// ARS TECHNICA — HARDWARE & GADGET
The Czinger 21C might be the wildest car we drive all year
This hybrid V8 has organic-looking 3D-printed components and shatters lap records.
The temptation with a car like the Czinger 21C is to treat it as a collection of extreme specifications, and to be fair, it’s certainly not lacking in that department.
At its most basic level, the carbon-fiber-bodied 21C is a hybrid hypercar built around a bespoke 2.88-liter twin-turbocharged flat-plane crank V8 that revs to a searing 11,000 rpm. This power plant is matched up with a three-motor electric system—one electric motor drives each front wheel while a third serves as a crank-driven starter-generator. Combined output is rated at 1,250 hp (932 kW) and 691 lb-ft (937 Nm) of torque.
A seven-speed automated manual transaxle handles gear changes, chosen in part for its low mass and ability to tolerate high torque loads without the packaging penalties of a dual-clutch system. Tipping the scales at under 3,700 lbs (1,678 kg) with fluids, the 21C VMax is capable of hitting 60 mph (97 km/h) from rest in 1.92 seconds on its way to an 8.6 second quarter mile and a 253 mph (378 km/h) top speed, while the road course-focused 21C High Downforce model recently secured lap records at no less than five different California racetracks during a thousand-mile (1,600 km) road trip.
Both its performance and its $2,350,000 price tag put the Czinger 21C in league with the likes of the Koenigsegg Jesko and Aston Martin Valkyrie. But focusing on these figures overlooks what might be the 21C’s most interesting aspect—not what it can do, but how it does it.

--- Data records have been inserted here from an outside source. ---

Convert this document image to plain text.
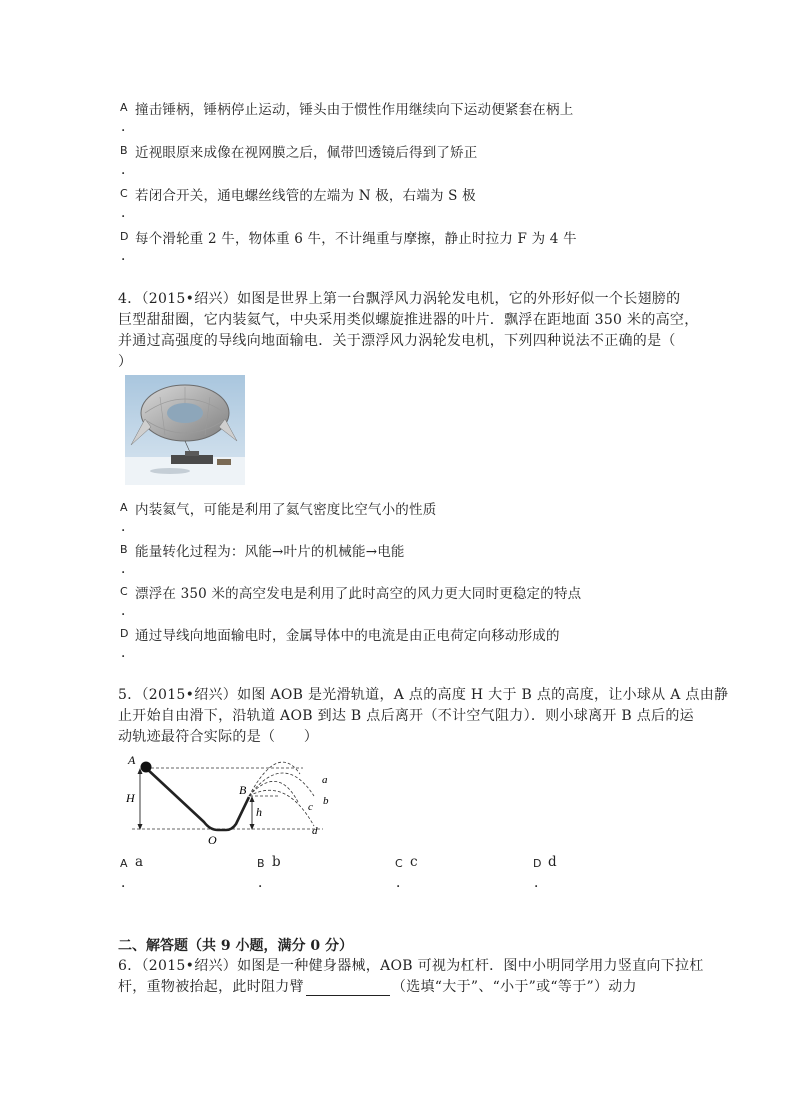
A 撞击锤柄，锤柄停止运动，锤头由于惯性作用继续向下运动便紧套在柄上
．
B 近视眼原来成像在视网膜之后，佩带凹透镜后得到了矫正
．
C 若闭合开关，通电螺丝线管的左端为 N 极，右端为 S 极
．
D 每个滑轮重 2 牛，物体重 6 牛，不计绳重与摩擦，静止时拉力 F 为 4 牛
．
4．（2015•绍兴）如图是世界上第一台飘浮风力涡轮发电机，它的外形好似一个长翅膀的
巨型甜甜圈，它内装氦气，中央采用类似螺旋推进器的叶片．飘浮在距地面 350 米的高空，
并通过高强度的导线向地面输电．关于漂浮风力涡轮发电机，下列四种说法不正确的是（
）
A 内装氦气，可能是利用了氦气密度比空气小的性质
．
B 能量转化过程为：风能→叶片的机械能→电能
．
C 漂浮在 350 米的高空发电是利用了此时高空的风力更大同时更稳定的特点
．
D 通过导线向地面输电时，金属导体中的电流是由正电荷定向移动形成的
．
5．（2015•绍兴）如图 AOB 是光滑轨道，A 点的高度 H 大于 B 点的高度，让小球从 A 点由静
止开始自由滑下，沿轨道 AOB 到达 B 点后离开（不计空气阻力）．则小球离开 B 点后的运
动轨迹最符合实际的是（　　）
A
H
B
h
O
a
b
c
d
A a
．
B b
．
C c
．
D d
．
二、解答题（共 9 小题，满分 0 分）
6．（2015•绍兴）如图是一种健身器械，AOB 可视为杠杆．图中小明同学用力竖直向下拉杠
杆，重物被抬起，此时阻力臂	（选填“大于”、“小于”或“等于”）动力
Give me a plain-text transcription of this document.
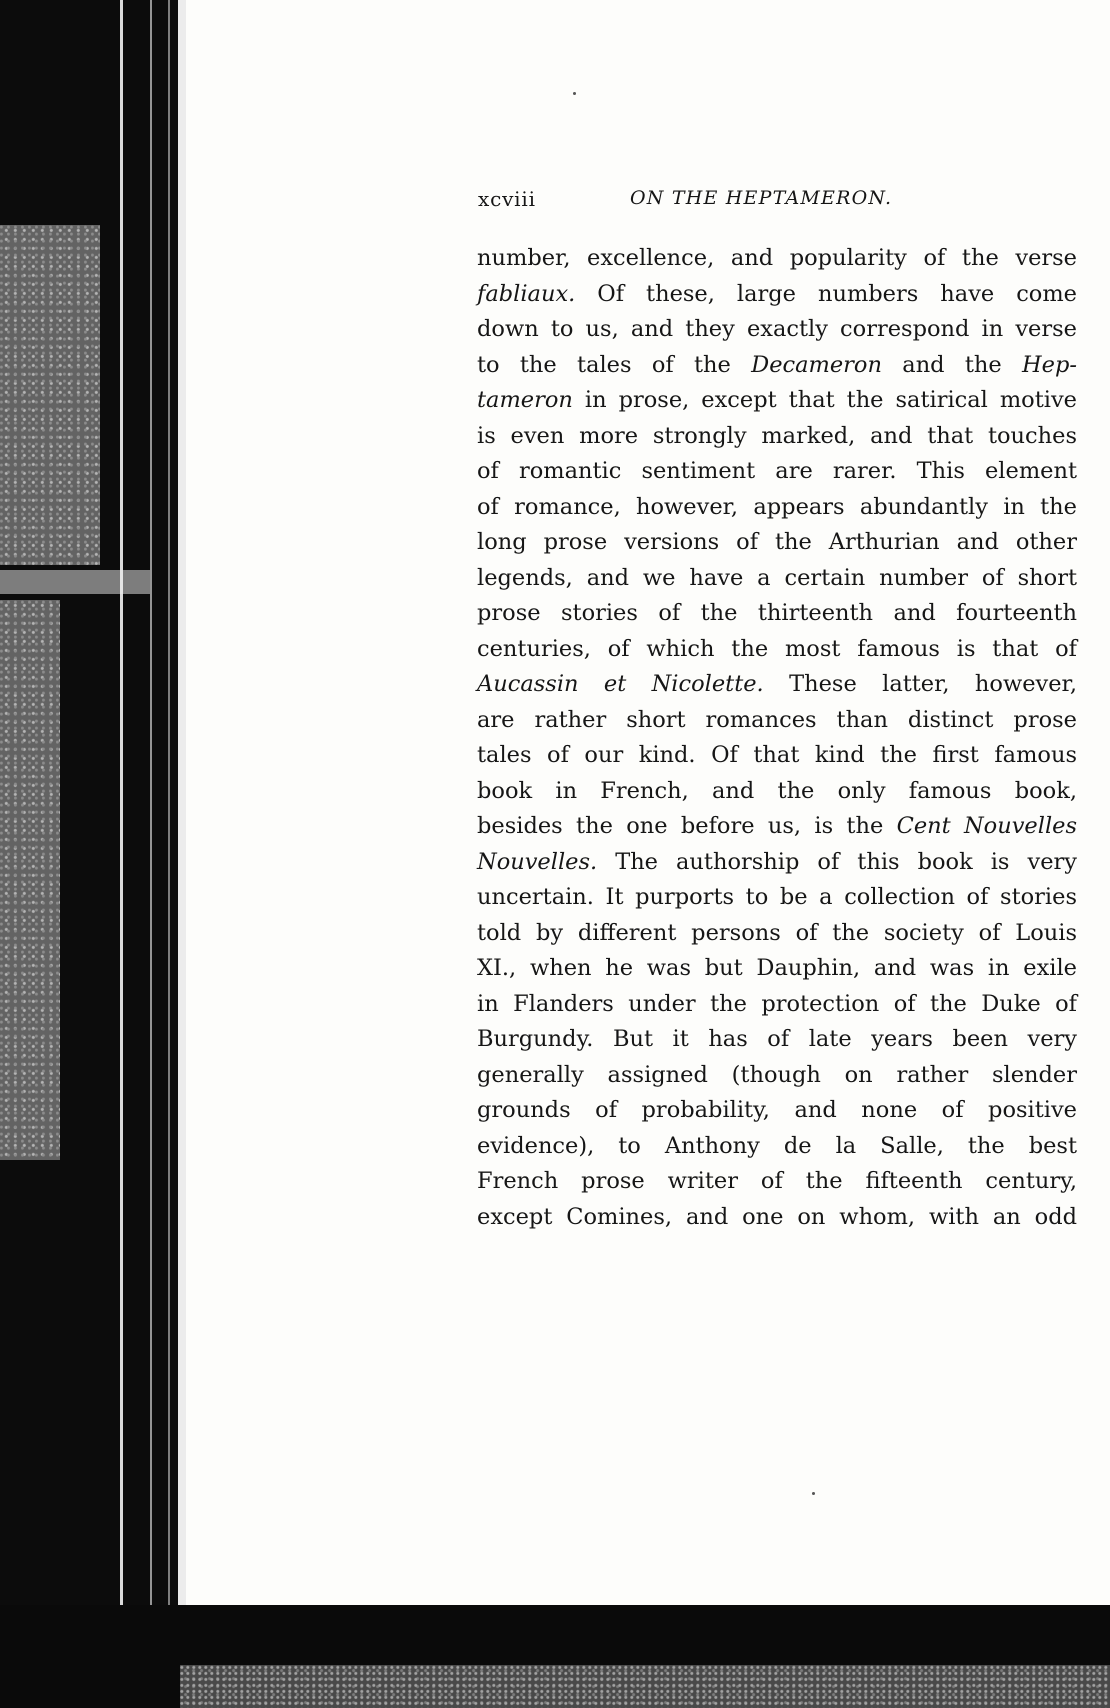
xcviii	ON THE HEPTAMERON.
number, excellence, and popularity of the verse
fabliaux. Of these, large numbers have come
down to us, and they exactly correspond in verse
to the tales of the Decameron and the Hep-
tameron in prose, except that the satirical motive
is even more strongly marked, and that touches
of romantic sentiment are rarer. This element
of romance, however, appears abundantly in the
long prose versions of the Arthurian and other
legends, and we have a certain number of short
prose stories of the thirteenth and fourteenth
centuries, of which the most famous is that of
Aucassin et Nicolette. These latter, however,
are rather short romances than distinct prose
tales of our kind. Of that kind the first famous
book in French, and the only famous book,
besides the one before us, is the Cent Nouvelles
Nouvelles. The authorship of this book is very
uncertain. It purports to be a collection of stories
told by different persons of the society of Louis
XI., when he was but Dauphin, and was in exile
in Flanders under the protection of the Duke of
Burgundy. But it has of late years been very
generally assigned (though on rather slender
grounds of probability, and none of positive
evidence), to Anthony de la Salle, the best
French prose writer of the fifteenth century,
except Comines, and one on whom, with an odd
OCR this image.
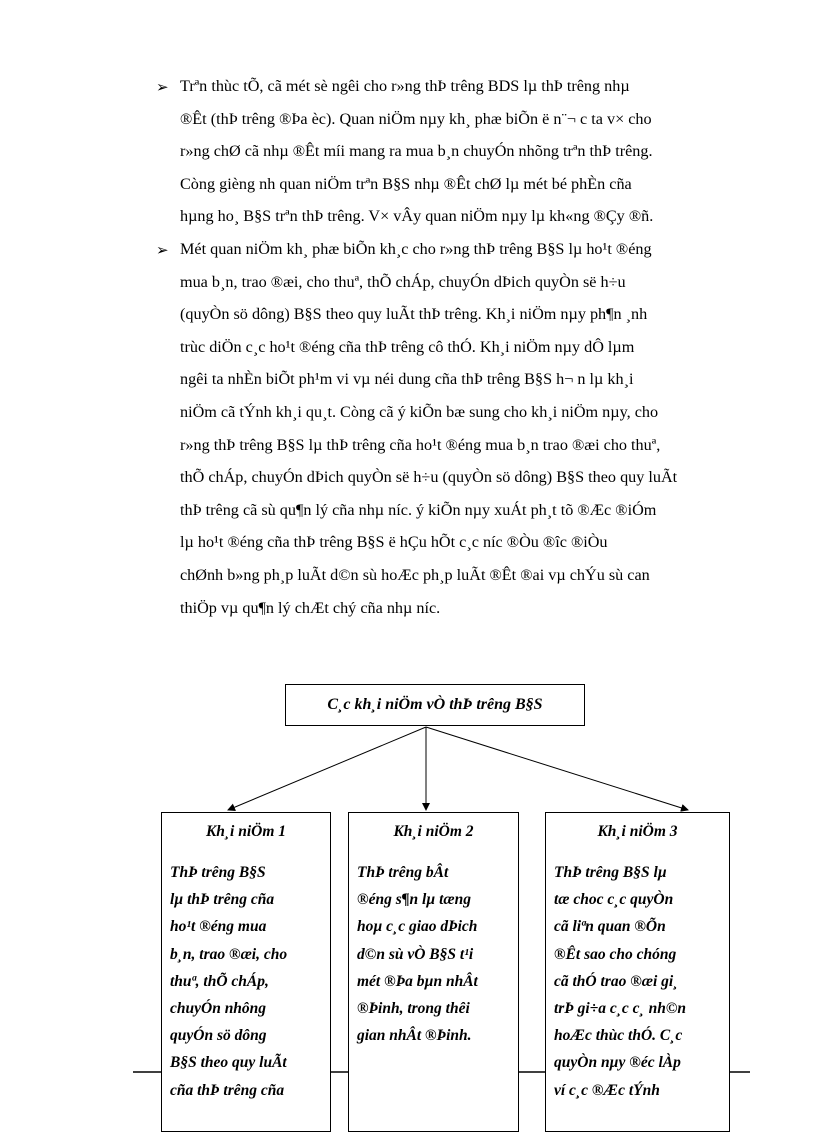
➢ Trªn thùc tÕ, cã mét sè ngêi cho r»ng thÞ trêng BDS lµ thÞ trêng nhµ
®Êt (thÞ trêng ®Þa èc). Quan niÖm nµy kh¸ phæ biÕn ë n¨¬ c ta v× cho
r»ng chØ cã nhµ ®Êt míi mang ra mua b¸n chuyÓn nhõng trªn thÞ trêng.
Còng gièng nh quan niÖm trªn B§S nhµ ®Êt chØ lµ mét bé phÈn cña
hµng ho¸ B§S trªn thÞ trêng. V× vÂy quan niÖm nµy lµ kh«ng ®Çy ®ñ.
➢ Mét quan niÖm kh¸ phæ biÕn kh¸c cho r»ng thÞ trêng B§S lµ ho¹t ®éng
mua b¸n, trao ®æi, cho thuª, thÕ chÁp, chuyÓn dÞich quyÒn së h÷u
(quyÒn sö dông) B§S theo quy luÃt thÞ trêng. Kh¸i niÖm nµy ph¶n ¸nh
trùc diÖn c¸c ho¹t ®éng cña thÞ trêng cô thÓ. Kh¸i niÖm nµy dÔ lµm
ngêi ta nhÈn biÕt ph¹m vi vµ néi dung cña thÞ trêng B§S h¬ n lµ kh¸i
niÖm cã tÝnh kh¸i qu¸t. Còng cã ý kiÕn bæ sung cho kh¸i niÖm nµy, cho
r»ng thÞ trêng B§S lµ thÞ trêng cña ho¹t ®éng mua b¸n trao ®æi cho thuª,
thÕ chÁp, chuyÓn dÞich quyÒn së h÷u (quyÒn sö dông) B§S theo quy luÃt
thÞ trêng cã sù qu¶n lý cña nhµ níc. ý kiÕn nµy xuÁt ph¸t tõ ®Æc ®iÓm
lµ ho¹t ®éng cña thÞ trêng B§S ë hÇu hÕt c¸c níc ®Òu ®îc ®iÒu
chØnh b»ng ph¸p luÃt d©n sù hoÆc ph¸p luÃt ®Êt ®ai vµ chÝu sù can
thiÖp vµ qu¶n lý chÆt chý cña nhµ níc.
C¸c kh¸i niÖm vÒ thÞ trêng B§S
Kh¸i niÖm 1
ThÞ trêng B§S
lµ thÞ trêng cña
ho¹t ®éng mua
b¸n, trao ®æi, cho
thuª, thÕ chÁp,
chuyÓn nhông
quyÓn sö dông
B§S theo quy luÃt
cña thÞ trêng cña
Kh¸i niÖm 2
ThÞ trêng bÂt
®éng s¶n lµ tæng
hoµ c¸c giao dÞich
d©n sù vÒ B§S t¹i
mét ®Þa bµn nhÂt
®Þinh, trong thêi
gian nhÂt ®Þinh.
Kh¸i niÖm 3
ThÞ trêng B§S lµ
tæ choc c¸c quyÒn
cã liªn quan ®Õn
®Êt sao cho chóng
cã thÓ trao ®æi gi¸
trÞ gi÷a c¸c c¸ nh©n
hoÆc thùc thÓ. C¸c
quyÒn nµy ®éc lÀp
ví c¸c ®Æc tÝnh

Czinger Vehicles was founded in 2019 by the father-and-son team of Kevin and Lukas Czinger as an extension of parent company Divergent Technologies, a Los Angeles-based engineering firm that specializes in generative design software, large-scale metal additive manufacturing, and reconfigurable automated assembly systems. Divergent’s patented technologies have been leveraged by defense and aerospace organizations, including Lockheed Martin, Raytheon, and the US Department of Defense, as well as high-end automakers like Bugatti and McLaren.
To understand what makes this fledgling automaker’s hypercar different from virtually every other high-performance machine on the road, consider how conventional automotive engineering works. Traditionally, a vehicle begins as a set of performance targets and packaging constraints. Engineers then develop components that satisfy those requirements within the limitations of established manufacturing processes.
Those processes—casting, forging, stamping, and machining—impose constraints of their own, particularly around geometry. Complex shapes tend to be costly or impossible to produce using these methods, and mass reduction is typically achieved through iterative refinement rather than holistic optimization.
With the 21C, Divergent’s generative software and additive manufacturing capabilities are used to effectively reverse the order of operations. The process begins with software-driven optimization that defines the structure of a component based on parameters such as load requirements, stiffness targets, crash performance, and packaging constraints. The software iterates through millions of potential geometries, converging on solutions that distribute material only where it is structurally necessary.
The result is a design methodology often referred to as Pareto optimization, in which gains in one area inevitably come at the expense of another until a balanced solution is reached. In practice, this means components are developed to a point where any reduction in material would compromise structural integrity, and any addition would be unnecessary mass. The resulting geometries often resemble branching lattice structures or organic skeletal forms that are more reminiscent of biological growth patterns than machined metal parts. Once a design has been finalized, massive printers can then construct the component from powdered metals.